Autor: Pedro Fagundes de Borba
A maldade é uma das facetas mais múltiplas e facetadas do ser humano, ou seja, possui grande número de formas e capacidades de aparecer, sendo também um dos aspectos humanos aonde mais se tem presença de paradoxos, na maldade em si e no que a cerca. Caracterizada, essencialmente, como o mau, como a vontade para o mau, para se praticar mau, mostra-se extremamente complexa nos termos filosóficos e mesmo característicos, sendo de tênuidade extrema, não raro desafiando aquilo no qual é conceituada. O contar de uma história aonde se tem a maldade( e seus derivados) torna-se sempre capaz de atrair a atenção ampla, uma vez que muitos aspectos, ideais e interpretações surgem.
Para ilustrar meu pensamento, vou usar a ficção.

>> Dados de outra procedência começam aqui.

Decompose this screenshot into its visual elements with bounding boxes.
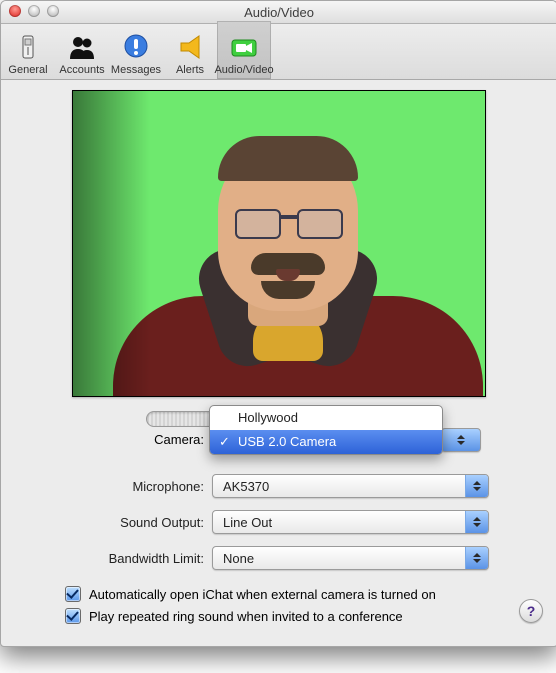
toolbar-label: Accounts xyxy=(59,64,104,76)
toolbar-item-general[interactable]: General xyxy=(1,21,55,79)
checkmark-icon: ✓ xyxy=(219,433,230,451)
minimize-window-button[interactable] xyxy=(28,5,40,17)
camera-option-usb[interactable]: ✓ USB 2.0 Camera xyxy=(210,430,442,454)
preferences-window: Audio/Video General xyxy=(0,0,556,647)
help-icon: ? xyxy=(527,603,536,619)
general-icon xyxy=(12,32,44,62)
settings-form: Camera: Hollywood ✓ USB 2.0 Camera Micro… xyxy=(69,435,489,573)
sound-output-value: Line Out xyxy=(223,515,272,530)
checkbox-group: Automatically open iChat when external c… xyxy=(25,583,555,627)
toolbar-item-messages[interactable]: Messages xyxy=(109,21,163,79)
alerts-icon xyxy=(174,32,206,62)
camera-select-stepper-icon[interactable] xyxy=(441,428,481,452)
microphone-select[interactable]: AK5370 xyxy=(212,474,489,498)
close-window-button[interactable] xyxy=(9,5,21,17)
auto-open-label: Automatically open iChat when external c… xyxy=(89,587,436,602)
microphone-row: Microphone: AK5370 xyxy=(69,471,489,501)
bandwidth-value: None xyxy=(223,551,254,566)
microphone-value: AK5370 xyxy=(223,479,269,494)
sound-output-select[interactable]: Line Out xyxy=(212,510,489,534)
window-title: Audio/Video xyxy=(244,5,314,20)
video-preview xyxy=(72,90,486,397)
toolbar-item-accounts[interactable]: Accounts xyxy=(55,21,109,79)
stepper-icon xyxy=(465,475,488,497)
bandwidth-row: Bandwidth Limit: None xyxy=(69,543,489,573)
bandwidth-select[interactable]: None xyxy=(212,546,489,570)
sound-output-label: Sound Output: xyxy=(69,515,212,530)
repeated-ring-row: Play repeated ring sound when invited to… xyxy=(65,605,555,627)
toolbar-label: Audio/Video xyxy=(214,64,273,76)
toolbar-label: Messages xyxy=(111,64,161,76)
repeated-ring-checkbox[interactable] xyxy=(65,608,81,624)
camera-label: Camera: xyxy=(66,432,204,447)
help-button[interactable]: ? xyxy=(519,599,543,623)
audio-video-icon xyxy=(228,32,260,62)
preferences-toolbar: General Accounts Messages xyxy=(1,24,556,80)
toolbar-label: Alerts xyxy=(176,64,204,76)
auto-open-row: Automatically open iChat when external c… xyxy=(65,583,555,605)
content-area: Camera: Hollywood ✓ USB 2.0 Camera Micro… xyxy=(1,80,556,627)
traffic-lights xyxy=(9,5,59,17)
bandwidth-label: Bandwidth Limit: xyxy=(69,551,212,566)
stepper-icon xyxy=(465,547,488,569)
auto-open-checkbox[interactable] xyxy=(65,586,81,602)
camera-option-hollywood[interactable]: Hollywood xyxy=(210,406,442,430)
repeated-ring-label: Play repeated ring sound when invited to… xyxy=(89,609,403,624)
toolbar-label: General xyxy=(8,64,47,76)
camera-row: Camera: Hollywood ✓ USB 2.0 Camera xyxy=(69,435,489,465)
toolbar-item-audio-video[interactable]: Audio/Video xyxy=(217,21,271,79)
stepper-icon xyxy=(465,511,488,533)
microphone-label: Microphone: xyxy=(69,479,212,494)
toolbar-item-alerts[interactable]: Alerts xyxy=(163,21,217,79)
camera-dropdown-menu: Hollywood ✓ USB 2.0 Camera xyxy=(209,405,443,455)
zoom-window-button[interactable] xyxy=(47,5,59,17)
person-silhouette xyxy=(143,141,443,397)
accounts-icon xyxy=(66,32,98,62)
sound-output-row: Sound Output: Line Out xyxy=(69,507,489,537)
messages-icon xyxy=(120,32,152,62)
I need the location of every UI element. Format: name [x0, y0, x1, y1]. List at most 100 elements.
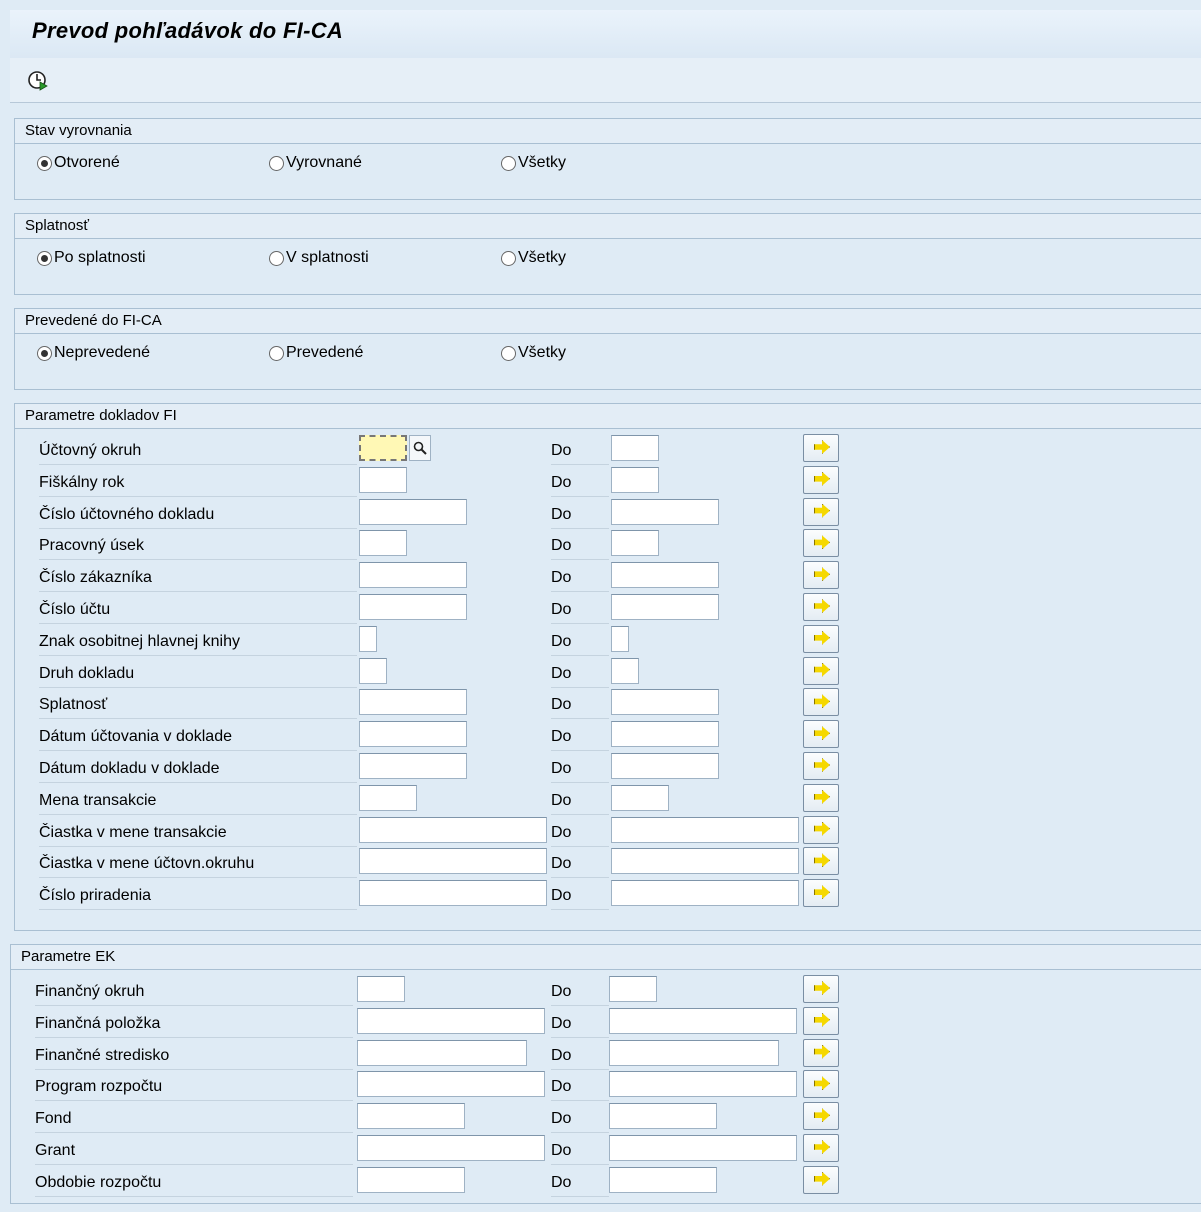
arrow-right-icon [814, 471, 830, 486]
to-input[interactable] [611, 562, 719, 589]
multiple-selection-button[interactable] [803, 720, 839, 749]
multiple-selection-button[interactable] [803, 1102, 839, 1131]
arrow-right-icon [814, 630, 830, 645]
from-input[interactable] [359, 784, 417, 811]
multiple-selection-button[interactable] [803, 688, 839, 717]
radio-label: Vyrovnané [286, 154, 362, 171]
multiple-selection-button[interactable] [803, 847, 839, 876]
to-input[interactable] [609, 1039, 779, 1066]
group-prevedene: Prevedené do FI-CA Neprevedené Prevedené… [14, 308, 1201, 390]
multiple-selection-button[interactable] [803, 529, 839, 558]
from-input[interactable] [359, 594, 467, 620]
from-input[interactable] [359, 689, 467, 716]
multiple-selection-button[interactable] [803, 1006, 839, 1035]
from-input[interactable] [359, 848, 547, 875]
from-input[interactable] [359, 562, 467, 589]
title-bar: Prevod pohľadávok do FI-CA [10, 10, 1201, 58]
to-input[interactable] [611, 657, 639, 684]
group-title: Parametre dokladov FI [15, 404, 1201, 429]
to-input[interactable] [609, 1071, 797, 1098]
from-input[interactable] [359, 816, 547, 843]
radio-row: Po splatnosti V splatnosti Všetky [15, 239, 1201, 279]
field-label: Čiastka v mene transakcie [39, 820, 357, 847]
from-input[interactable] [357, 1103, 465, 1130]
execute-icon[interactable] [26, 68, 50, 92]
multiple-selection-button[interactable] [803, 624, 839, 653]
from-input[interactable] [357, 976, 405, 1002]
to-input[interactable] [611, 848, 799, 875]
group-stav-vyrovnania: Stav vyrovnania Otvorené Vyrovnané Všetk… [14, 118, 1201, 200]
radio-vyrovnane[interactable]: Vyrovnané [269, 154, 362, 172]
group-title: Prevedené do FI-CA [15, 309, 1201, 334]
from-input[interactable] [357, 1007, 545, 1034]
multiple-selection-button[interactable] [803, 434, 839, 462]
radio-v-splatnosti[interactable]: V splatnosti [269, 249, 369, 267]
arrow-right-icon [814, 853, 830, 868]
radio-po-splatnosti[interactable]: Po splatnosti [37, 249, 146, 267]
from-input[interactable] [357, 1166, 465, 1193]
field-row-fond: Fond Do [11, 1102, 1198, 1134]
to-input[interactable] [611, 625, 629, 652]
multiple-selection-button[interactable] [803, 465, 839, 494]
field-row-pracovny-usek: Pracovný úsek Do [15, 529, 1201, 561]
to-input[interactable] [611, 721, 719, 748]
multiple-selection-button[interactable] [803, 497, 839, 526]
to-input[interactable] [611, 435, 659, 461]
group-title: Parametre EK [11, 945, 1201, 970]
field-label: Číslo zákazníka [39, 565, 357, 593]
from-input[interactable] [359, 466, 407, 493]
to-input[interactable] [611, 594, 719, 620]
search-help-icon[interactable] [409, 435, 431, 461]
from-input[interactable] [357, 1039, 527, 1066]
to-label: Do [551, 820, 609, 847]
multiple-selection-button[interactable] [803, 561, 839, 590]
to-input[interactable] [609, 1007, 797, 1034]
multiple-selection-button[interactable] [803, 1165, 839, 1194]
multiple-selection-button[interactable] [803, 815, 839, 844]
from-input[interactable] [359, 625, 377, 652]
to-input[interactable] [611, 784, 669, 811]
multiple-selection-button[interactable] [803, 975, 839, 1003]
to-input[interactable] [609, 976, 657, 1002]
from-input[interactable] [357, 1135, 545, 1161]
to-input[interactable] [611, 466, 659, 493]
multiple-selection-button[interactable] [803, 783, 839, 812]
radio-unchecked-icon [501, 155, 516, 171]
from-input[interactable] [359, 530, 407, 557]
to-input[interactable] [611, 753, 719, 779]
to-input[interactable] [609, 1103, 717, 1130]
radio-vsetky[interactable]: Všetky [501, 154, 566, 172]
multiple-selection-button[interactable] [803, 1038, 839, 1067]
multiple-selection-button[interactable] [803, 752, 839, 780]
to-input[interactable] [611, 530, 659, 557]
multiple-selection-button[interactable] [803, 1070, 839, 1099]
multiple-selection-button[interactable] [803, 593, 839, 621]
radio-label: Všetky [518, 249, 567, 266]
field-label: Číslo priradenia [39, 883, 357, 911]
from-input[interactable] [359, 657, 387, 684]
from-input[interactable] [359, 880, 547, 907]
from-input[interactable] [359, 753, 467, 779]
field-label: Pracovný úsek [39, 533, 357, 561]
group-parametre-ek: Parametre EK Finančný okruh Do Finančná po… [10, 944, 1201, 1204]
from-input[interactable] [357, 1071, 545, 1098]
from-input[interactable] [359, 721, 467, 748]
to-input[interactable] [611, 689, 719, 716]
radio-otvorene[interactable]: Otvorené [37, 154, 120, 172]
to-input[interactable] [611, 880, 799, 907]
radio-vsetky[interactable]: Všetky [501, 344, 566, 362]
to-input[interactable] [609, 1135, 797, 1161]
to-input[interactable] [611, 498, 719, 525]
radio-neprevedene[interactable]: Neprevedené [37, 344, 150, 362]
radio-prevedene[interactable]: Prevedené [269, 344, 363, 362]
from-input[interactable] [359, 498, 467, 525]
radio-label: V splatnosti [286, 249, 369, 266]
to-input[interactable] [609, 1166, 717, 1193]
from-input[interactable] [359, 435, 407, 461]
radio-vsetky[interactable]: Všetky [501, 249, 566, 267]
multiple-selection-button[interactable] [803, 656, 839, 685]
field-row-mena-transakcie: Mena transakcie Do [15, 783, 1201, 815]
to-input[interactable] [611, 816, 799, 843]
multiple-selection-button[interactable] [803, 1134, 839, 1162]
multiple-selection-button[interactable] [803, 879, 839, 908]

Mais especificamente, o conto "Cemitério de bonecas" de Nelson Rodrigues, conto integrante da clássica coluna do autor " A vida como ela é". Seu ponto forte, em seus contos, peças, romances e crônicas era demonstrar a fraqueza e mesmo a corrupção moral do indivíduo, muitas vezes impregnado de desejos contraditórios para com aquilo que pregava e queria. Tipo comum em seus personagens. Outro, era um mau-caráter, canalha como diz o autor, que interpreta a bondade para alcançar desejos de maldade, despertando visões de todos os personagens que o cerca. O protagonista do conto de hoje, Dr.Basílio, se encaixa no segundo tipo.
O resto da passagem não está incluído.